We dare not treat these features of a trustful, loving nature like that of Emin Pasha with an insolent levity. He is a man, as I have said, eminently lovable, and were it only for the pleasure we have oftentimes received in his society, he deserves that what may be said of him shall be delivered with charity at least. For the high though impossible hopes entertained by him, and for the strenuous industry with which he endeavoured to realize them, he deserves the greatest honour and respect.

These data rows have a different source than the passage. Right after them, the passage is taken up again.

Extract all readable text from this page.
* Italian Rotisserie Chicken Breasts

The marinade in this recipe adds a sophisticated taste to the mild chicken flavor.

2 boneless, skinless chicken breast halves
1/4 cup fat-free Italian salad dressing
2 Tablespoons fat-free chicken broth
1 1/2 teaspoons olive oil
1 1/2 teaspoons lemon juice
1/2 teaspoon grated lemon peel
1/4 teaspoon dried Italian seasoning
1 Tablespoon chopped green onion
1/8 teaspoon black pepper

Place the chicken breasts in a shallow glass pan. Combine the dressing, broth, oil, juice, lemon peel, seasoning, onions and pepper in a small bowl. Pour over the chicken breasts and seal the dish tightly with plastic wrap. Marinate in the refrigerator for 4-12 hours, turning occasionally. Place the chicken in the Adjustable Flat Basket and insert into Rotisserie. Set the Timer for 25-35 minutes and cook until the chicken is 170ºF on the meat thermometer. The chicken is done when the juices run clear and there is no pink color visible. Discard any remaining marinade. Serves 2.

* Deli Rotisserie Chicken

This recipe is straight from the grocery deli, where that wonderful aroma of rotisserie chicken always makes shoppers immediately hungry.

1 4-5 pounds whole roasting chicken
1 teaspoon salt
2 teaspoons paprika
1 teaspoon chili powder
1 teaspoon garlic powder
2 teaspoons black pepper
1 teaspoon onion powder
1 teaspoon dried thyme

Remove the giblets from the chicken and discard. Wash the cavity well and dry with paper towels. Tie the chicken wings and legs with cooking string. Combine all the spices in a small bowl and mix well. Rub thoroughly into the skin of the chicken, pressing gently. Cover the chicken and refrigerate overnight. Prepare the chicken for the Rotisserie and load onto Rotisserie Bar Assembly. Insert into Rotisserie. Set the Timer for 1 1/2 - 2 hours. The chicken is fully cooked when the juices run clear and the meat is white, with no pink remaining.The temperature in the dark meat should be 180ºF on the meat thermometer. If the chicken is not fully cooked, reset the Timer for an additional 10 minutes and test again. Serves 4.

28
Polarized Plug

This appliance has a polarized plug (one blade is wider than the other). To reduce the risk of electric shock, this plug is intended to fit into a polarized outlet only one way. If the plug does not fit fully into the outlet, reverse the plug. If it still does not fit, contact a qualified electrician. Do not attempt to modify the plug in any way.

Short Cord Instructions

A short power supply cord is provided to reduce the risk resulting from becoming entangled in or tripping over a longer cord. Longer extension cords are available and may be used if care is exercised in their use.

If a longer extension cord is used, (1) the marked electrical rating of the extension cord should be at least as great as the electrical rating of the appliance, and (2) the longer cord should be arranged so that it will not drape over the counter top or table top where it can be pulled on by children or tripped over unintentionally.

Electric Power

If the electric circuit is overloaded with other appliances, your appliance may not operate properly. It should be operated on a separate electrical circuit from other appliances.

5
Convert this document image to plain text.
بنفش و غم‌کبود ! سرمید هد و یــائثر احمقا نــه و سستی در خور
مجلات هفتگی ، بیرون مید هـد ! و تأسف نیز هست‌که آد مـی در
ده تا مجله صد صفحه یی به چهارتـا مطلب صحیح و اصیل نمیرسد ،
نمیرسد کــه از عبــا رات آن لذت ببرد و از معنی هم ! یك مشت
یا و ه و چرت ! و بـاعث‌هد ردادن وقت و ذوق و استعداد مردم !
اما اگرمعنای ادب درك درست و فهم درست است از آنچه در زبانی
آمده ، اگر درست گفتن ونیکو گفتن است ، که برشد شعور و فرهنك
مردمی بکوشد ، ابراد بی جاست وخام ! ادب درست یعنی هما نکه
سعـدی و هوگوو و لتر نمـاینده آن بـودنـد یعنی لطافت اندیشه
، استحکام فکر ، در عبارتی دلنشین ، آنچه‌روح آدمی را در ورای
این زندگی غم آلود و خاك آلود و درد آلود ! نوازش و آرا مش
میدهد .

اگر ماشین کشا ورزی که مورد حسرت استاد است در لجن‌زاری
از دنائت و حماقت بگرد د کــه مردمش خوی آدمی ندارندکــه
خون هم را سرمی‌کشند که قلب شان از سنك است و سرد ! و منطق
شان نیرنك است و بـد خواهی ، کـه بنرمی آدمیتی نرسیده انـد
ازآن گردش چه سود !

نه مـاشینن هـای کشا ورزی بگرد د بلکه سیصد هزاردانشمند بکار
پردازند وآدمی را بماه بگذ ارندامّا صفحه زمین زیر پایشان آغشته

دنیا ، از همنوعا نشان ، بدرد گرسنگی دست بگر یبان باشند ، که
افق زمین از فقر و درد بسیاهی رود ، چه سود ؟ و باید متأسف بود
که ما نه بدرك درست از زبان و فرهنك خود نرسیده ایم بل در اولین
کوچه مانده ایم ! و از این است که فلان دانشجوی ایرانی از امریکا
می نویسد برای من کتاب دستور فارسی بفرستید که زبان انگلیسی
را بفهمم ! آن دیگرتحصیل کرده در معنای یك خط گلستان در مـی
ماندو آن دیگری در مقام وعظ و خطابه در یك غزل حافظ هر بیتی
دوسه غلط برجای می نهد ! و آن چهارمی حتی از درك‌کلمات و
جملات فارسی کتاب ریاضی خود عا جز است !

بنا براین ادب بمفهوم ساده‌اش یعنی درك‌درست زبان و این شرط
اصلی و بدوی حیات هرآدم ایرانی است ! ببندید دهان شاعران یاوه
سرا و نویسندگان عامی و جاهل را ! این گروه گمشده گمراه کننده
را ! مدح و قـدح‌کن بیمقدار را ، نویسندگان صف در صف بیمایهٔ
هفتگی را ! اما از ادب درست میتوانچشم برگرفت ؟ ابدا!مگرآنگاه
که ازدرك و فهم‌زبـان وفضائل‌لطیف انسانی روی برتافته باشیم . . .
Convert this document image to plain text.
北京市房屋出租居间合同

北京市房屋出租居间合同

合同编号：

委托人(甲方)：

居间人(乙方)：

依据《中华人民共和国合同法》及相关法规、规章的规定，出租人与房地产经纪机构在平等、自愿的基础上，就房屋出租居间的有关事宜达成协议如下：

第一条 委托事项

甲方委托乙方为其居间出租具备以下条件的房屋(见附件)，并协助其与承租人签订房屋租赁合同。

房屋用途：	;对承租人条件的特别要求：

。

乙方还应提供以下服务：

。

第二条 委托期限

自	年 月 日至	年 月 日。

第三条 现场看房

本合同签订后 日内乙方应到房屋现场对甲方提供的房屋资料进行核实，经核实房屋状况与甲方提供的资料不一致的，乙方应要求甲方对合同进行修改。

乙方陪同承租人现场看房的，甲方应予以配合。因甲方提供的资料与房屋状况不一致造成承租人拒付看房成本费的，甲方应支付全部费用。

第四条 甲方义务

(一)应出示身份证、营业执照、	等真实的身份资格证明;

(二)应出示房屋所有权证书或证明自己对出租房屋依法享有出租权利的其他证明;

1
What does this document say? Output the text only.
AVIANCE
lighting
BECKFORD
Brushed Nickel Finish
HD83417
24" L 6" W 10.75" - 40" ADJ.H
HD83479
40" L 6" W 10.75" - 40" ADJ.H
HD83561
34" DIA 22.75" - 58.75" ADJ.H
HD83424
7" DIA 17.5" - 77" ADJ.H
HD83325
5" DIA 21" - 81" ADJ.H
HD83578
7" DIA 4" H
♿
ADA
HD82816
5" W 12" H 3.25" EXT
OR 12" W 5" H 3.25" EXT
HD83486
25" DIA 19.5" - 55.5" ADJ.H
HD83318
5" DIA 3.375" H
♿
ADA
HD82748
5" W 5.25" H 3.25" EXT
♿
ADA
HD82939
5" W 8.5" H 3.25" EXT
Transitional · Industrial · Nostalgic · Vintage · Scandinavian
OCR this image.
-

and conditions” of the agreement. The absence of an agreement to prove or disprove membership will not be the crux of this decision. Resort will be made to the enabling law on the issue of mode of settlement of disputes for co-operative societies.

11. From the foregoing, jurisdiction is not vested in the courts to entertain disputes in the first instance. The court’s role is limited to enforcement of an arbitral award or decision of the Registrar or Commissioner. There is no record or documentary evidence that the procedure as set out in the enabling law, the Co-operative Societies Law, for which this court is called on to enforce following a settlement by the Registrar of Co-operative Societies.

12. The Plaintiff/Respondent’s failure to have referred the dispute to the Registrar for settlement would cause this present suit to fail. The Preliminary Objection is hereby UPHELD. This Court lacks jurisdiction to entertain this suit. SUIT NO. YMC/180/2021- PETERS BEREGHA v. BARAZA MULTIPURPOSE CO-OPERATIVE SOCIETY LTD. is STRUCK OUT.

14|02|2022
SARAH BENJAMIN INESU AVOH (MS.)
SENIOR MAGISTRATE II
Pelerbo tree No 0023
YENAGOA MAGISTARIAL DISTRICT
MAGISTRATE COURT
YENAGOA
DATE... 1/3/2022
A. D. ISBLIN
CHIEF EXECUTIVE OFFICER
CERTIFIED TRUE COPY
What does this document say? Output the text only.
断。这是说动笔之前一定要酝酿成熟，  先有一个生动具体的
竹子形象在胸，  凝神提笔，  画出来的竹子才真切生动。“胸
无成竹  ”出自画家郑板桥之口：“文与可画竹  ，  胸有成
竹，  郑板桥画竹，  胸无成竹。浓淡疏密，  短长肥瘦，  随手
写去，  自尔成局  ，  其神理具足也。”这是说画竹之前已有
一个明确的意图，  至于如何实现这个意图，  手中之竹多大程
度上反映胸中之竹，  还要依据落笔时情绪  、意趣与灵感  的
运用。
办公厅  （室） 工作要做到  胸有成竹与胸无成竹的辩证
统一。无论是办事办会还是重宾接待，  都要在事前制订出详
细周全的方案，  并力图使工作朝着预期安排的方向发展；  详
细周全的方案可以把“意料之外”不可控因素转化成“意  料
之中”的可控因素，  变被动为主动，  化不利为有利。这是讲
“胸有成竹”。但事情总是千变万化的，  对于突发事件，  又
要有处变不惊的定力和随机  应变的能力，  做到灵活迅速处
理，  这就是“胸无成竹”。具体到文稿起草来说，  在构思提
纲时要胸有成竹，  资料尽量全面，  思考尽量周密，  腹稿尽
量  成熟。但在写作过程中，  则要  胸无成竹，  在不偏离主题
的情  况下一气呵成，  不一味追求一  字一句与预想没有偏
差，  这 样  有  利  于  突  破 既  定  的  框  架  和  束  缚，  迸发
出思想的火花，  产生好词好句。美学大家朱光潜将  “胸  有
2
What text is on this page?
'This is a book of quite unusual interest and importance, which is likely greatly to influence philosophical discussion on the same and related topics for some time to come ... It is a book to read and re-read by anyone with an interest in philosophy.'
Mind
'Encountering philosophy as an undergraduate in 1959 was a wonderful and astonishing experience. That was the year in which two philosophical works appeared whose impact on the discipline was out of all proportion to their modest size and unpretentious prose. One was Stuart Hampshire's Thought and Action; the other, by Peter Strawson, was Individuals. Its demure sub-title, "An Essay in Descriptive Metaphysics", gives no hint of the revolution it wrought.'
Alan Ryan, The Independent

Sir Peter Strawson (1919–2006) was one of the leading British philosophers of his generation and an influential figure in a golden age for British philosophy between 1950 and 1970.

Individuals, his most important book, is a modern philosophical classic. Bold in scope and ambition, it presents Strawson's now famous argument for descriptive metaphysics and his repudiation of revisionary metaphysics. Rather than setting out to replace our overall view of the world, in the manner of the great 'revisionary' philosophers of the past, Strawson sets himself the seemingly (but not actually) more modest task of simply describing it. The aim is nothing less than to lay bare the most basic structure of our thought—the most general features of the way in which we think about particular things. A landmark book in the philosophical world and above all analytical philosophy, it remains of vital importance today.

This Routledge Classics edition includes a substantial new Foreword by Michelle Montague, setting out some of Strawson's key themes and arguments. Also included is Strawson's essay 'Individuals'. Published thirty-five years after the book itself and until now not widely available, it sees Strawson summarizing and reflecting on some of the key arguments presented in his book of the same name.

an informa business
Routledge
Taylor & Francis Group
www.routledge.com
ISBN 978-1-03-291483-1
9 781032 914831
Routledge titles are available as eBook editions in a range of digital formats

If we will only consider the accident which brought him to Khartoum, and the rank and position he then filled, and the manner he rose from doctor to storekeeper at Lado, to that of Governor of African Equatoria, we need not wonder that his nature and taste remained unchanged. The story of Gordon’s trouble in the Soudan has never been written, and it never will be. Gordon is a name that English people do not care to examine and define too closely. Otherwise, I should like to know why there were so few English officers with him. I should be curious to discover why such as had an opportunity of working with him did not care to protract their stay in the Soudan. I am inclined to believe by my own troubles on the Congo that his must have been great—perhaps greater; that not one of the least of his troubles must have been the difficulty of finding good, fit, serviceable, and willing men. In Emin Pasha he meets with a man who, though a German and a doctor of medicine, is industrious, civil, ready, and obliging. Had I met Emin on the Congo, those qualities would have endeared him to me, as they must have been appreciated by Gordon. Those qualities are much rarer than editors of newspapers imagine. Out of three hundred officers on the Congo, I can only count ten who possessed them, who by mere request would seize on their duties with goodwill, and perform them. How many did Gordon have? Emin was one of the best and truest.